Choisir son espèce de fourmis dépend de l’endroit où nous souhaitons les observer (place disponible, maison vs classe, etc…). Cela dépend également de notre niveau d’expérience en myrmécologie : certaines espèces sont plus simples pour commencer quand d’autres seront parfaites pour des expérimentés.

Choisir ses fourmis pour débuter

Certaines espèces sont plus simple à avoir chez soi ou dans une classe que d’autres : elles ne demandent pas beaucoup d’entretien et pardonnent facilement les petites erreurs. Elles auront également l’avantage de se développer rapidement, ce qui facilitera les observations en classe. Chaque espèce se décompose en plusieurs branches, mais souvent, une même famille demande le même type de soin et d’attention.

  • Messor : toute branche confondue, c’est une espèce très appréciée car les Messor sont granivores (une alimentation simple car principalement à base de graines, qui ne se perdent pas), elles ont un développement plutôt rapide et peuvent former plusieurs castes (minor, media, major). La rapidité de développement et la formation de castes sont des éléments qui font de cette espèce une base parfaite d’observation en classe.
  • Crematogaster : la branche la plus commune en France est la scutellaris. Cette espèce met du temps à se fonder, ce qui peut lasser les observateurs, mais, par la suite, elle se développe de manière exponentielle lorsqu’elle est nourrie d’assez de protéine animale.
  • Lasius : c’est la fourmi la plus commune en France. Elle pardonne facilement les petits soucis d’élevage tel que les inondations, le manque d’humidité, les trop fortes chaleurs ou trop forts froids, etc… Mais elle se nourrit de miellat ou pseudo-miellat, moins évident à conserver que les graines.
  • Myrmica : cette espèce demande beaucoup d’humidité mais se développe rapidement. Elles sont assez grandes et polygyne, ce qui en fait une bonne base d’observation, mais elles sont assez agressives, ce qui peut limiter leur intérêt en classe.
  • Formica : ces fourmis des bois construise des grands dômes, ce qui peut être un élément intéressant à étudier.

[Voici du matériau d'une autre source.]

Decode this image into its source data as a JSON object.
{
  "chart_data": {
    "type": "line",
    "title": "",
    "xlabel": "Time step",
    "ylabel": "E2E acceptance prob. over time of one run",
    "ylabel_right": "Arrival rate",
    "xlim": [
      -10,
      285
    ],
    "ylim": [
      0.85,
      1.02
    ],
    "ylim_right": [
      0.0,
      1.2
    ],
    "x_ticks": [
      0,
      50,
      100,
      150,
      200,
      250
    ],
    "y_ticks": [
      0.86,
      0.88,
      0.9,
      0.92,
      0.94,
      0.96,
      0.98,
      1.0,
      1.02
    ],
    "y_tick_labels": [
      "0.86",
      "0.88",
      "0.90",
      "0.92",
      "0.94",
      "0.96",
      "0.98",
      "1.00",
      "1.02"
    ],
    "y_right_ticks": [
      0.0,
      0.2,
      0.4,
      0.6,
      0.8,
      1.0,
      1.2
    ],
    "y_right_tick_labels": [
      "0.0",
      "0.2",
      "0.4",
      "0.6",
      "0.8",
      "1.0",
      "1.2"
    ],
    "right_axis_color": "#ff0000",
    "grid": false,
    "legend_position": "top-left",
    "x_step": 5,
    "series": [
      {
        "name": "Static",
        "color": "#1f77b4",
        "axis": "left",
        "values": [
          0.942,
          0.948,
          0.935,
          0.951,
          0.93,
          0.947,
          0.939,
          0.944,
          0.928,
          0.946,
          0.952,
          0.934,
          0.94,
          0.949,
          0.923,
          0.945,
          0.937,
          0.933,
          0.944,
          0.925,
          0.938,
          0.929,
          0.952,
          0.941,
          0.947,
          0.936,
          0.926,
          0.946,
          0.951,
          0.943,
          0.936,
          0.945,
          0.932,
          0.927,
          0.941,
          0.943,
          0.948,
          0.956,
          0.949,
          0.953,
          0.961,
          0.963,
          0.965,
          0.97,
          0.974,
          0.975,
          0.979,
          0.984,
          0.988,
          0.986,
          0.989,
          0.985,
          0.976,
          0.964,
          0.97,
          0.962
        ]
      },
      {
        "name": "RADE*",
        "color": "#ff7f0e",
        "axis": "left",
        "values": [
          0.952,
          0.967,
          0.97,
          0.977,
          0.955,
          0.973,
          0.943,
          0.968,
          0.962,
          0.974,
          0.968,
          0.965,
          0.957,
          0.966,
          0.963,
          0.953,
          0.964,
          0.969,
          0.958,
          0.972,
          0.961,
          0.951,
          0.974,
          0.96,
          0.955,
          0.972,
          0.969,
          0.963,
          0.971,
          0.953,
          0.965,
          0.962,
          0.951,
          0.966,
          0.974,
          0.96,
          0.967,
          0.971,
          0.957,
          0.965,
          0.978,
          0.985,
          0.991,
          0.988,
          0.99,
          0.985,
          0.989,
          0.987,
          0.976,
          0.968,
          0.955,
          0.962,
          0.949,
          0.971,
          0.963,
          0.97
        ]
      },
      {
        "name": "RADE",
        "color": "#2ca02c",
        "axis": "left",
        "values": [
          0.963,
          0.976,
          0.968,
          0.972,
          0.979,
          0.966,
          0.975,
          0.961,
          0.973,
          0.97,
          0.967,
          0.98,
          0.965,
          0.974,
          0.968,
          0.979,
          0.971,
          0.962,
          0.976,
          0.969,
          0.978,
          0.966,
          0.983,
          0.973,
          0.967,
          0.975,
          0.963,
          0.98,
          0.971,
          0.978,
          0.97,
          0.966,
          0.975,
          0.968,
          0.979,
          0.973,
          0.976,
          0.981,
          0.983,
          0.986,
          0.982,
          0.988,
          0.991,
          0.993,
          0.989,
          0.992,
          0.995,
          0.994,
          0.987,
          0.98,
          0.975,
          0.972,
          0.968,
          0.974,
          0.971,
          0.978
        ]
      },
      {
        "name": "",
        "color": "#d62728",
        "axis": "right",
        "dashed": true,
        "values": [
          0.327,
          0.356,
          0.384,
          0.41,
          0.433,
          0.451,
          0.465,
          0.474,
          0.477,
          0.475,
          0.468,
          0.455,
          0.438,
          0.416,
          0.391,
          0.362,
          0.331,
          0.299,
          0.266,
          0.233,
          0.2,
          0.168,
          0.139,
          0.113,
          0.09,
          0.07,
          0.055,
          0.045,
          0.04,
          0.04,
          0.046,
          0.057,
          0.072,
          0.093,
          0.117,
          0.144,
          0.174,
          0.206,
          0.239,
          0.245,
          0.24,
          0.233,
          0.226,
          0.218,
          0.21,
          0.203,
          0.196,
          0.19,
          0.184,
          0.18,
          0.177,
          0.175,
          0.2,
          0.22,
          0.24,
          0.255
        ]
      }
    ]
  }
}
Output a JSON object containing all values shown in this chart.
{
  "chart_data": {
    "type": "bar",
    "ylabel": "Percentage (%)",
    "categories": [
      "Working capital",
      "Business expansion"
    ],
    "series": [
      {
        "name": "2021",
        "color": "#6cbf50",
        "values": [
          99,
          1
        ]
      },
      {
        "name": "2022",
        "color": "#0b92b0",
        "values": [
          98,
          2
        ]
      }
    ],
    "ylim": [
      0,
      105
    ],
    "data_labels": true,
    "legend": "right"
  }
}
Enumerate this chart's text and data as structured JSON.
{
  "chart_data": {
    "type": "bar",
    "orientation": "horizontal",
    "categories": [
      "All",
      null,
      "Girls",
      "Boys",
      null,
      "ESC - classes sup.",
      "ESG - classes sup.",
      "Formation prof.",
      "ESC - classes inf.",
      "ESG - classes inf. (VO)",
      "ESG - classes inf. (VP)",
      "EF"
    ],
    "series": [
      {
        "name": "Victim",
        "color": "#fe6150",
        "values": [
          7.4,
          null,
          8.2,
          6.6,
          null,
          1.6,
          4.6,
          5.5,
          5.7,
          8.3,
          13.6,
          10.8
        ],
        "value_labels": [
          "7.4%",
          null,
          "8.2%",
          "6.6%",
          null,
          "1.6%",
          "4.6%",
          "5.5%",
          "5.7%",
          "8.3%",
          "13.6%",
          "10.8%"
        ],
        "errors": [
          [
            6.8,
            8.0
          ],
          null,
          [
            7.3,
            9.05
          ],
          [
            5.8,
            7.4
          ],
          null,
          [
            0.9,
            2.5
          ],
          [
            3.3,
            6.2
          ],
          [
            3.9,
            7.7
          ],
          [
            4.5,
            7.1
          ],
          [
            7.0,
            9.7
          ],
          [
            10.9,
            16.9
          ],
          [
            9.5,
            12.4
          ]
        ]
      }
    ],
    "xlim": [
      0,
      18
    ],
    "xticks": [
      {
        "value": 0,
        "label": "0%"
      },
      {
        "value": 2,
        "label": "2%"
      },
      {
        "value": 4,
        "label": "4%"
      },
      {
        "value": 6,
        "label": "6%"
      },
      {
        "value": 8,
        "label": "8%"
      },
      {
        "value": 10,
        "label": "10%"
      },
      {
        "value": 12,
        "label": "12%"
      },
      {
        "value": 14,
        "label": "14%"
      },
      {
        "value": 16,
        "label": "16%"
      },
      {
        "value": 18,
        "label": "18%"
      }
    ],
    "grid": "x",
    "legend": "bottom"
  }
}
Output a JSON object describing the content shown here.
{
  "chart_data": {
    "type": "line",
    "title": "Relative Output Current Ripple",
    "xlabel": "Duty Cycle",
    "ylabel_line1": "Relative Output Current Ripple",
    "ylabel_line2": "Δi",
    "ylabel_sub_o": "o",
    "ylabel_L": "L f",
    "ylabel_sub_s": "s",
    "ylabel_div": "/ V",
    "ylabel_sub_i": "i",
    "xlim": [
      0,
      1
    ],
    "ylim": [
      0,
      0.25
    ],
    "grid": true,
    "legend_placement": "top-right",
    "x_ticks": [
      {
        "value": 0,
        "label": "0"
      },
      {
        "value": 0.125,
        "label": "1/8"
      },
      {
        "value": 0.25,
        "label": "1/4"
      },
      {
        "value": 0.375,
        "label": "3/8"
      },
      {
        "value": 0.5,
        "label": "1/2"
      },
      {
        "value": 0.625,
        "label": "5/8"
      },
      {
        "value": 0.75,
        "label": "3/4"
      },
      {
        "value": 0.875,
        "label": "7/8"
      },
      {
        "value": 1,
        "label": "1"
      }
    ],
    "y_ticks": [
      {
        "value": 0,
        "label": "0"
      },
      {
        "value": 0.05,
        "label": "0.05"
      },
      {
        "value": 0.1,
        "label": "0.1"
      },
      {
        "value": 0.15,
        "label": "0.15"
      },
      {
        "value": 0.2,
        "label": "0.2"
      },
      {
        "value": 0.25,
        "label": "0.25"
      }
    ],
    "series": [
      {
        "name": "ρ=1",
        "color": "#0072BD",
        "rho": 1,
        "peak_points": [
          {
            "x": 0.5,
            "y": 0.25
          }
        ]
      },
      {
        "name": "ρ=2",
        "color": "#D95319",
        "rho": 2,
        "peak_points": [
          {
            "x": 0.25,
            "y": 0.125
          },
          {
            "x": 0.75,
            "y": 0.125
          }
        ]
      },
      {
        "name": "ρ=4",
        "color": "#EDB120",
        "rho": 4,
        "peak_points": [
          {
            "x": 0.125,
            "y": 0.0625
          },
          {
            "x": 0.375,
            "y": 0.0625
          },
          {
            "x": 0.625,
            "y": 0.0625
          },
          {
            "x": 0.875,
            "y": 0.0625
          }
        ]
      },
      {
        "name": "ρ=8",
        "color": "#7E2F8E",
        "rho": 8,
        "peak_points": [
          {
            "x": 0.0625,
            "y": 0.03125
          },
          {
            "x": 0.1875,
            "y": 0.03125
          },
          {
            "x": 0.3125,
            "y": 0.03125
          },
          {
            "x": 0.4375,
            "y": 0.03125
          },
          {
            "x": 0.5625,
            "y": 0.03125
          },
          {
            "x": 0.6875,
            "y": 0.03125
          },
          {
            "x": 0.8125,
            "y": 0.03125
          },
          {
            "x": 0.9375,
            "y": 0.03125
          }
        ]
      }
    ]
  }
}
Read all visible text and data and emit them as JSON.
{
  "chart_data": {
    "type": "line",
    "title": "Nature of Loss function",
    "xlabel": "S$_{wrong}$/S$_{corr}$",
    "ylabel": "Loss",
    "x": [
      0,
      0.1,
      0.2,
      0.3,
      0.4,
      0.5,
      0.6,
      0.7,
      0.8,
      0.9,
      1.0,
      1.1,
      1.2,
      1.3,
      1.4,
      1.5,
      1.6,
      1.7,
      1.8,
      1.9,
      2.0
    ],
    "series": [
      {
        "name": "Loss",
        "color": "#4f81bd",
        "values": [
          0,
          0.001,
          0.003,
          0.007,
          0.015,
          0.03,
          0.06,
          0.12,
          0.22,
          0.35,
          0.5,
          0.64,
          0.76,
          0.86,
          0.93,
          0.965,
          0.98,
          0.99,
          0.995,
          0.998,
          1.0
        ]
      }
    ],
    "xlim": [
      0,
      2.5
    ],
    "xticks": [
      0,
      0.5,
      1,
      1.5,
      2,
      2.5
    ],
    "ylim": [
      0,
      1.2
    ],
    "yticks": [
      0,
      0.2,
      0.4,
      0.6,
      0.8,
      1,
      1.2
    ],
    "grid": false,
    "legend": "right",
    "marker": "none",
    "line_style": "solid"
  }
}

Choisir ses fourmis pour de nouvelles découvertes

Bien entendu, tout est possible en observation, chez soi, lorsque l’on souhaite un peu d’originalité et que le challenge ne nous arrête pas.

  • Tetramotium et Pheidole : ce sont deux espèces très semblable qui font de toutes petites fourmis. A cause de leur taille, elles s’évadent très rapidement si elles ne sont pas contentes de l’espace fourni. Les Pheidole sont intéressante car elles ont la particularité de former des soldats.
  • Aphaenogaster : n’ayant pas de « jabot social » – ce qui permet aux fourmis de régurgiter la nourriture qu’elles ont trouvé – elles auront besoin de sable pour transporter les liquides sucrés et nourrir la reine et leurs pairs.
  • Camponotus : ces fourmis sont très longues et difficile à se fonder puis à se développer. Par la suite elles sont magnifiques et impressionnante, mais pour en avoir eu à la maison, le temps d’attente pour qu’elles se développe est vraiment très très long en comparaison aux Messor que nous avons eu en même temps.
  • Autre fourmis exotiques : celles-ci viennent de l’extérieure de l’Europe. Il vous faudra apprendre à les connaître car elles ont des comportements et des besoins très différents de celles que vous trouvez en France, comme par exemple les Attas Sexdens. Renseignez-vous bien avant de vous lancer, car elles demandent parfois de grandes installations pour un bon développement.

Conclusion

Vous êtes maintenant informés sur un petit nombre d’espèces, ce qui vous aidera dans votre choix. Pour l’élevage avec des enfants, je vous conseille vraiment de partir sur des espèces simples, vous pourrez mettre en place des temps d’autonomie où les enfants devront les nourrir, les hydrater, etc… Si elles sont trop exigeantes et si elles ne permettent pas les erreurs, la tâche risque d’être difficile.